Bernard Émond et la résilience

L’année est à peine commencée et j’ai déjà élu mon film préféré de 2010. La Donation, un film lumineux, porteur d’espoir.

Jeanne Dion, le médecin de La Neuvaine, se rend en Abitibi pour remplacer Dr Rainville, le généraliste d’une petite commune du Nord. « Votre salaire sera petit, mais vous gagnerez en humanité. Vous apprendrez à aimez vos semblables, à soulager leurs misères. Vous prendrez le temps de faire des visites à domicile parce que vous aurez une petite clientèle.» C’est ce que dit, à peu de choses près, Dr Rainville à Jeanne.

Au terme d’une visite, Dr. Rainville arrête la voiture au milieu de nulle part. Devant une mine qu’on a dissimulée en la surmontant d’un bosquet, Jeanne dit : « C’est beau ». Et Dr. Rainville : «C’est austère. Ça ne plaît pas à tout le monde. » C’est comme ça qu’on entre chez Bernard Émond. Avec sobriété, intelligence et une grande humilité. Et on l’écoute nous parler, avec une lenteur infinie, de charité, de miséricorde.

Plus tard dans le film, Dr Rainville lèguera sa pratique à Dr Dion. Voilà comment cette communauté s’organise. On y lègue, entre autres professions ou propriétés, les problèmes propres à toutes les petites sociétés : toxicomanie, le chômage, les problèmes familiaux. Et, doucement, on comprend de quoi est fait ce personnage qui évolue d’un désastre à l’autre.
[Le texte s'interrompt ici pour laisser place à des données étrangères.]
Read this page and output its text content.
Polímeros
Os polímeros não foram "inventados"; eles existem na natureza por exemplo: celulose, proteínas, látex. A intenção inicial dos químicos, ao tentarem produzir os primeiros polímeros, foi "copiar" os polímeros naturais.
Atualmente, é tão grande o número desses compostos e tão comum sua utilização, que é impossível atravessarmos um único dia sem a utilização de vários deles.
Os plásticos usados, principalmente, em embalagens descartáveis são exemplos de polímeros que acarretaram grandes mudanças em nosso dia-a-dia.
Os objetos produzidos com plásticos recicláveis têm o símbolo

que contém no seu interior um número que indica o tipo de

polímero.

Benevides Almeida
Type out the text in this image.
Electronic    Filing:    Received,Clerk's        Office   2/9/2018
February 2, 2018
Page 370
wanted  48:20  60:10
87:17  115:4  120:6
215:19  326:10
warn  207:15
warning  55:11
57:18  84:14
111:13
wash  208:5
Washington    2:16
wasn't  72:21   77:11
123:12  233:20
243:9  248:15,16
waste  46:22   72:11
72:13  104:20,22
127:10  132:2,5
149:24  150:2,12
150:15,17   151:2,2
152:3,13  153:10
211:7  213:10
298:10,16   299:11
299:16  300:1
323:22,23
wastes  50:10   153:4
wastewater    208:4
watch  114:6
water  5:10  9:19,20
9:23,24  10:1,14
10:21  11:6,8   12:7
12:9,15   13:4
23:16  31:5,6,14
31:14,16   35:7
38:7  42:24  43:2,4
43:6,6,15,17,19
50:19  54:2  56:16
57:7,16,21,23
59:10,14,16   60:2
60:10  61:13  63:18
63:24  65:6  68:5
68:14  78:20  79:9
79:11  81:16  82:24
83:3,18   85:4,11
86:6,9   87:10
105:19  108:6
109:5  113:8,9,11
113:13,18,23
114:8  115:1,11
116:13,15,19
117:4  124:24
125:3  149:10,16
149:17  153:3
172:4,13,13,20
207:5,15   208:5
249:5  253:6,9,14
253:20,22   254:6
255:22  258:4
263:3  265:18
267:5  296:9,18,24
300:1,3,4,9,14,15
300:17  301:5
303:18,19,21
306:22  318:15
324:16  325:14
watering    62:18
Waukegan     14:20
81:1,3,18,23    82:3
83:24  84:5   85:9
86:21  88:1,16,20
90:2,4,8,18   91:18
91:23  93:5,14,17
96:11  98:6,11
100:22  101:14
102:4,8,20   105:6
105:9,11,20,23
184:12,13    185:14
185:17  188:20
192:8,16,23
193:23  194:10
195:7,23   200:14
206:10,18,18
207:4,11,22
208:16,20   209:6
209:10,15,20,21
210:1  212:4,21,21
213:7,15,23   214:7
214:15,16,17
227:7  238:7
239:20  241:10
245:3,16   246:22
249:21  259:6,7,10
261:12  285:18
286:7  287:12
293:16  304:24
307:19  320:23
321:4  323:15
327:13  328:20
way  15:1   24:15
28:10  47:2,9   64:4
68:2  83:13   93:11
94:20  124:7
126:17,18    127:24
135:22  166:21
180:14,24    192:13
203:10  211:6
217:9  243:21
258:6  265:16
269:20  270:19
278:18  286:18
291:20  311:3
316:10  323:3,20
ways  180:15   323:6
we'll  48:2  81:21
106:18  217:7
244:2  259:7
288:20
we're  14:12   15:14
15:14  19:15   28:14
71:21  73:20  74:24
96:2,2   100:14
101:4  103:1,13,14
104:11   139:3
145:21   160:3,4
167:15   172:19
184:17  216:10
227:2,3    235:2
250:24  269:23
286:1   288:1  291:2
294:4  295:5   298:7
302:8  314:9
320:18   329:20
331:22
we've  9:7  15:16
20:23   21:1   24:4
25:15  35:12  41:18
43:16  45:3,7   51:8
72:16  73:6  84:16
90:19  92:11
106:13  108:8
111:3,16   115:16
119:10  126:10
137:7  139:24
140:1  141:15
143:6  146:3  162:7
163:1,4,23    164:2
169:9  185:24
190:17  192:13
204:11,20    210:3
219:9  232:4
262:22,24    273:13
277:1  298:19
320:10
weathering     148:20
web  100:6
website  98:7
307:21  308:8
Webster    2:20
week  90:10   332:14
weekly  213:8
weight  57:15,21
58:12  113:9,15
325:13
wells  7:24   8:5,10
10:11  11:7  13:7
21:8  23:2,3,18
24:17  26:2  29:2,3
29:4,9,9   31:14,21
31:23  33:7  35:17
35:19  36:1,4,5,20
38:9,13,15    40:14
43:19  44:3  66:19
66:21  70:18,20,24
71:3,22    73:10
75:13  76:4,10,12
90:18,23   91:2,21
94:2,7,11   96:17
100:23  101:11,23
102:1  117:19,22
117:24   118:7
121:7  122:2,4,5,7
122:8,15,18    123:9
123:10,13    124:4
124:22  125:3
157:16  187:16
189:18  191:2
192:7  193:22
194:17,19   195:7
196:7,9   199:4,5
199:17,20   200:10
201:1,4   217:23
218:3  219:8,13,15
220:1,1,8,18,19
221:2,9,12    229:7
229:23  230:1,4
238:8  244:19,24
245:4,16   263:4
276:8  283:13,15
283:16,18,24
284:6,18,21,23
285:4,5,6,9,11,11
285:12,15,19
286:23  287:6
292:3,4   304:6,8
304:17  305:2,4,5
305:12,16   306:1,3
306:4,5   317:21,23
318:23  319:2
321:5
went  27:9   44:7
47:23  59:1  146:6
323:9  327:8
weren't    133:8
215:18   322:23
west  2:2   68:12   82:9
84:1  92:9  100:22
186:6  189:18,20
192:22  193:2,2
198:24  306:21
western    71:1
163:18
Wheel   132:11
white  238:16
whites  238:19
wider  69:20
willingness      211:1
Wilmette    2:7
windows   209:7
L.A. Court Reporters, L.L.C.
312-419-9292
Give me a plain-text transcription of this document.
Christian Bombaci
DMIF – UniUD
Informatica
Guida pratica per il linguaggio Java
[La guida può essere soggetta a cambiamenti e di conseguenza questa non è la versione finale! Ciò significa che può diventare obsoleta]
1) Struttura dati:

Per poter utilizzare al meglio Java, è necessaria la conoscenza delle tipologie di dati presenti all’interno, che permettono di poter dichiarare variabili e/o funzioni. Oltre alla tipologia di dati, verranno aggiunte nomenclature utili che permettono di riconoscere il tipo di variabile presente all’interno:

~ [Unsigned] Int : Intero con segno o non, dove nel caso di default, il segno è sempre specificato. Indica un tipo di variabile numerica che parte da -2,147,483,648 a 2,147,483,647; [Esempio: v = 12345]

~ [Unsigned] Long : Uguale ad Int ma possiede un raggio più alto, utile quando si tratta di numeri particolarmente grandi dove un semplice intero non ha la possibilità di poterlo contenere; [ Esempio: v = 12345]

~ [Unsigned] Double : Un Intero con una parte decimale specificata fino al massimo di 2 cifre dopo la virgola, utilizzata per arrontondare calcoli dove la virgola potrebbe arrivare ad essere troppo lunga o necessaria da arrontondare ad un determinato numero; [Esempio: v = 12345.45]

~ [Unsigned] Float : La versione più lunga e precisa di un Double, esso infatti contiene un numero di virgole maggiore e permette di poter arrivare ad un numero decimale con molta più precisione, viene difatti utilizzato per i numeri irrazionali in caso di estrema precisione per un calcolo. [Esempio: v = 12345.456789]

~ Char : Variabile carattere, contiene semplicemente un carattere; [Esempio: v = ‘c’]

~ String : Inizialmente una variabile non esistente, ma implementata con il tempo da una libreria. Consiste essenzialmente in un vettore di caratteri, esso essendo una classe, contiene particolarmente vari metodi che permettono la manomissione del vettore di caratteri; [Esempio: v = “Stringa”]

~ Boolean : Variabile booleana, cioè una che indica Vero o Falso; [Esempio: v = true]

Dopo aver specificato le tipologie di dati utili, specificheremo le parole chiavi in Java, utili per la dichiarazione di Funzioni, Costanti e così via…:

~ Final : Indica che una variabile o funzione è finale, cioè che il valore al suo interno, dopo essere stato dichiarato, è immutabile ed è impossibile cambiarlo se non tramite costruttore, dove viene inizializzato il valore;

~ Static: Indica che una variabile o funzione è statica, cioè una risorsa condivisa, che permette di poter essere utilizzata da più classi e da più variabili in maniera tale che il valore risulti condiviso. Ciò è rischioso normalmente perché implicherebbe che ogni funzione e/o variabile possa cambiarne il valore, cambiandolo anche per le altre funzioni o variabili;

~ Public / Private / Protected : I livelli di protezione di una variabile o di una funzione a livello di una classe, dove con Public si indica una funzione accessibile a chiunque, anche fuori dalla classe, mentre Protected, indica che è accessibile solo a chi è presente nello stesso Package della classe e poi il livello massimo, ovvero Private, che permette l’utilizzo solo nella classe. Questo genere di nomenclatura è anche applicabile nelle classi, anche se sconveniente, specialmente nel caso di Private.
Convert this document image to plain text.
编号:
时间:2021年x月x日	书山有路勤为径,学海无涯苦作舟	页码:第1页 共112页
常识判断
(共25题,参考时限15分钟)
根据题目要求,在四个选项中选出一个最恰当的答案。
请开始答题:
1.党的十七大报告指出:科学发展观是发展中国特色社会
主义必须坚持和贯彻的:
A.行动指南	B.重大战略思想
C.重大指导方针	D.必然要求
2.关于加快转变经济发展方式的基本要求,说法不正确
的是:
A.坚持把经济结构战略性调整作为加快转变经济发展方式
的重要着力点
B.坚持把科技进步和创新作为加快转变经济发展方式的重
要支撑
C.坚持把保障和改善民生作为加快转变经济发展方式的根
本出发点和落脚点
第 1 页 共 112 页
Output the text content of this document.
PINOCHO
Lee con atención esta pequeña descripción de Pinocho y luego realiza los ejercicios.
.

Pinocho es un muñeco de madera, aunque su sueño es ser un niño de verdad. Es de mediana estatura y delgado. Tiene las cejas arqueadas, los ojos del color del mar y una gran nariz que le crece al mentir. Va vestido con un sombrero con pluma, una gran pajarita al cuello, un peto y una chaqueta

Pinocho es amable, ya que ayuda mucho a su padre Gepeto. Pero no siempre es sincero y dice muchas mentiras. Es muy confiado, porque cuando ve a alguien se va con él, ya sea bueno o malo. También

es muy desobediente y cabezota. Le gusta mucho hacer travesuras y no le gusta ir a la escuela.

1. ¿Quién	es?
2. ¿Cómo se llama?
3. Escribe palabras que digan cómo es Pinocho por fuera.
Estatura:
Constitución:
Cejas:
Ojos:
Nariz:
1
On est à des milles de Slumdog Millionnaire, ce conte de fée nocif dans lequel la résilience est mise au service d’un individu qui ne souhaite que s’élever socialement et mettre en bloc la misère derrière lui. Dans La Donation, l’individu se réinvente par nécessité, avec et non contre la société. Sa capacité d’adaptation est renforcée par la certitude de faire œuvre utile. Ce n’est pas seulement admirable : c’est aussi foutrement utile par ces temps tragiques. Je pense à Haïti, à l’Afrique, à la crise, à la pauvreté qui gagne du terrain même dans nos pays nordiques.

La trilogie spirituelle de Bernard Émond est désormais complète; au passage, le cinéaste a déclenché une réflexion sur des valeurs que l’on croyait disparues; la tempérance, la charité, le renoncement. Et comme si de rien n’était, il m’a réconciliée avec mon héritage catholique.